Thanks to the extremely sympathetic drawing of the main characters and their sometimes very entertaining interactions, as well as the captivating atmosphere, the films offer extremely good entertainment. Moreover, despite their small lengths, the stories are implemented in such an exciting way that even the small weaknesses hardly change anything about them. Especially the end of the first part of the long version of "Böses Blut" is such a thrillingly staged cliffhanger that you change the DVD in a few seconds in order to see how things will continue as fast as possible.
So the "Arne Dahl"-movies don't revolutionize the genre, but they enrich it with really worth seeing contributions. Fortunately, three more films have already been shot which will be shown in Sweden in 2015. It remains to be hoped that fans in Germany won't have to wait too long to see how things will continue with the A-group and whether they will still exist at all in their original line-up.

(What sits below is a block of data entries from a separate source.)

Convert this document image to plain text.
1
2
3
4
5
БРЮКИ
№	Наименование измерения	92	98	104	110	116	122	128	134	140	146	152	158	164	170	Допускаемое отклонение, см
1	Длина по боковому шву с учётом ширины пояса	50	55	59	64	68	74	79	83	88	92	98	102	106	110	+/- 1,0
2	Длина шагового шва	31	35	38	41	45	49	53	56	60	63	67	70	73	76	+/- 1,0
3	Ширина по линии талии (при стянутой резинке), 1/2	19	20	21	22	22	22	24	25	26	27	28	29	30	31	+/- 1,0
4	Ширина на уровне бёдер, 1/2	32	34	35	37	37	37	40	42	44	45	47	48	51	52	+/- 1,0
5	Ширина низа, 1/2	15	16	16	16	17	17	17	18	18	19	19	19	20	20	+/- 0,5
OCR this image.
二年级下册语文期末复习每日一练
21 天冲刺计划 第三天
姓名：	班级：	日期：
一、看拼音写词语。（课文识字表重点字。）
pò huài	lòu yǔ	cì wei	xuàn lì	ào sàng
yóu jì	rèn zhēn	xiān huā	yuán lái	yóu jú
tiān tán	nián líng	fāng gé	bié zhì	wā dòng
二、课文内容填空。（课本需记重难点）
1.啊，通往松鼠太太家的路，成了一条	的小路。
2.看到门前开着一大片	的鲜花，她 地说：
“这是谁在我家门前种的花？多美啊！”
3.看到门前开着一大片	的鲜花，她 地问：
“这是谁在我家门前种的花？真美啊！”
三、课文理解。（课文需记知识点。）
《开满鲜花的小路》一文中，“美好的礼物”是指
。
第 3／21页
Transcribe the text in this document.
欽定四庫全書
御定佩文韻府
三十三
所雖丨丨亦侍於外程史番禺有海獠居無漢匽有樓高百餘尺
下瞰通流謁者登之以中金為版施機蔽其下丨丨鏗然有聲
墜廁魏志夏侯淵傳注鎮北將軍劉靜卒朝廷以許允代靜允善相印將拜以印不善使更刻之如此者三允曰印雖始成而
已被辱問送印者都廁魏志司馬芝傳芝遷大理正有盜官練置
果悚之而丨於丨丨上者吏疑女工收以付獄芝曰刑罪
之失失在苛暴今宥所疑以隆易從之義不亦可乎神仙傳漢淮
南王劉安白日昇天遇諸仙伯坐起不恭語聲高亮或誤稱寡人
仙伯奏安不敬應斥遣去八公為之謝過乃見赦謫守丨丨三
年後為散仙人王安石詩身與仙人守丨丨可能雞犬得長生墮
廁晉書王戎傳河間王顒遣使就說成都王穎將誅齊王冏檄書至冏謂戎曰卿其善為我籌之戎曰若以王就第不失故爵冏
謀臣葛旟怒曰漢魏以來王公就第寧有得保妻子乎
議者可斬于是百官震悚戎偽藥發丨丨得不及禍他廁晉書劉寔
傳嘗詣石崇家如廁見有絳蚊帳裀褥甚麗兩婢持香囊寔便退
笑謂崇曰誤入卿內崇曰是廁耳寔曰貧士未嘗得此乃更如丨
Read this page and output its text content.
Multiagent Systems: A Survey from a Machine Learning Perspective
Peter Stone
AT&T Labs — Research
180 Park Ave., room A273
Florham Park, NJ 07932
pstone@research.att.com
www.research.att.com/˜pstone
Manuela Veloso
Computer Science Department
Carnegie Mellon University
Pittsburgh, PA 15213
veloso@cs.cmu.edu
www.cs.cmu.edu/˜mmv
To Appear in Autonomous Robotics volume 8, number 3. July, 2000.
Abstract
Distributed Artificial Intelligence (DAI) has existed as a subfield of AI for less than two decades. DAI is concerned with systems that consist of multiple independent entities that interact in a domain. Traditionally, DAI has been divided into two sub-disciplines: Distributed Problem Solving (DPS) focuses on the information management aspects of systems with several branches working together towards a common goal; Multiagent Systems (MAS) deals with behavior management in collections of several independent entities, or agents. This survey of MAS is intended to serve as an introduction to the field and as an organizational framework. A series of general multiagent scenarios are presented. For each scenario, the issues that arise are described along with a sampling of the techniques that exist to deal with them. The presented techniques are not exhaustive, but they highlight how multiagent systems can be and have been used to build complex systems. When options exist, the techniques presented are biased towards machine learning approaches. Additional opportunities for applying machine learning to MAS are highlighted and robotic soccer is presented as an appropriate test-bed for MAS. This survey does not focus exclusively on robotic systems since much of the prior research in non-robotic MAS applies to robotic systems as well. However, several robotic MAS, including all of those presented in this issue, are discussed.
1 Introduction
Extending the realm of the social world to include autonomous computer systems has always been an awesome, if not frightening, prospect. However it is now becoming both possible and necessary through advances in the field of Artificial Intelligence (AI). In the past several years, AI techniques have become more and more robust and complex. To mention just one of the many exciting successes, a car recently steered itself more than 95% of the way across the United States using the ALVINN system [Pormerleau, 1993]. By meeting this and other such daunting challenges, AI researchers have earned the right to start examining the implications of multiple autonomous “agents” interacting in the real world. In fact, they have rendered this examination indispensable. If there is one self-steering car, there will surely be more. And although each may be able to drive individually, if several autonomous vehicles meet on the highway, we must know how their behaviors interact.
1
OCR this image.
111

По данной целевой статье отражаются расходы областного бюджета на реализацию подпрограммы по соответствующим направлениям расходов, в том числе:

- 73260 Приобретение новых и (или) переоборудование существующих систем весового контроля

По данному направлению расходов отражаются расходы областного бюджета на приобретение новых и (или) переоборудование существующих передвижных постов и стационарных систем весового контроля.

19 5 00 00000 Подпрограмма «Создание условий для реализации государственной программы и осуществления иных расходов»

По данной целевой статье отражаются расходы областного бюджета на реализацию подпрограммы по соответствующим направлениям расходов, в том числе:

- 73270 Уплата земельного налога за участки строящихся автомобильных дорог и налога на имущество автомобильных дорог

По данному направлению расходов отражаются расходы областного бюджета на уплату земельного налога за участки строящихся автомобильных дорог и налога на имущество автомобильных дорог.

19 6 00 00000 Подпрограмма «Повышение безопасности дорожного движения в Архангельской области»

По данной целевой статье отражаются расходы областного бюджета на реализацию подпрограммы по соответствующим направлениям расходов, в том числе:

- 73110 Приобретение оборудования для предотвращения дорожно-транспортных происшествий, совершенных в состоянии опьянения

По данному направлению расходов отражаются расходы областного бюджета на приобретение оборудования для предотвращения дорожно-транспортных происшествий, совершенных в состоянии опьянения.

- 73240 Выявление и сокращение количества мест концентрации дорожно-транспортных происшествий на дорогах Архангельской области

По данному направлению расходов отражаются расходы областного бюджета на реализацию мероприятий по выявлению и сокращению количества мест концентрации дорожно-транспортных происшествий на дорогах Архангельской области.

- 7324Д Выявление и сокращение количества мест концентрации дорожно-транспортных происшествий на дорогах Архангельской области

picture + sound: The A-group is allowed to determine on DVD in good picture and sound quality. While in the dark sequences there are some small point deductions in the overall sharpness, the visual implementation otherwise convinces with a good coloring you of a neat detail representation. The Dolby Digital Mix makes the dialogues sound easy to understand from the speakers. A few well implemented sound effects provide good dynamics in the surround range in the otherwise rather unspectacular events. Good!
Extras: The box unfortunately doesn't have any bonus material!
Fazit: The first five "Arne Dahl" adaptations around the Stockholm A-group offer exciting entertainment for all fans of demanding Nordic-Crime series. All five novel adaptations are absolutely worth seeing due to the sympathetically drawn main characters, the proper level of tension and the captivating atmosphere and can play out all these strengths perfectly especially in the long versions. The missing bonus material can also be merged here. Therefore, with small exceptions: absolutely recommendable!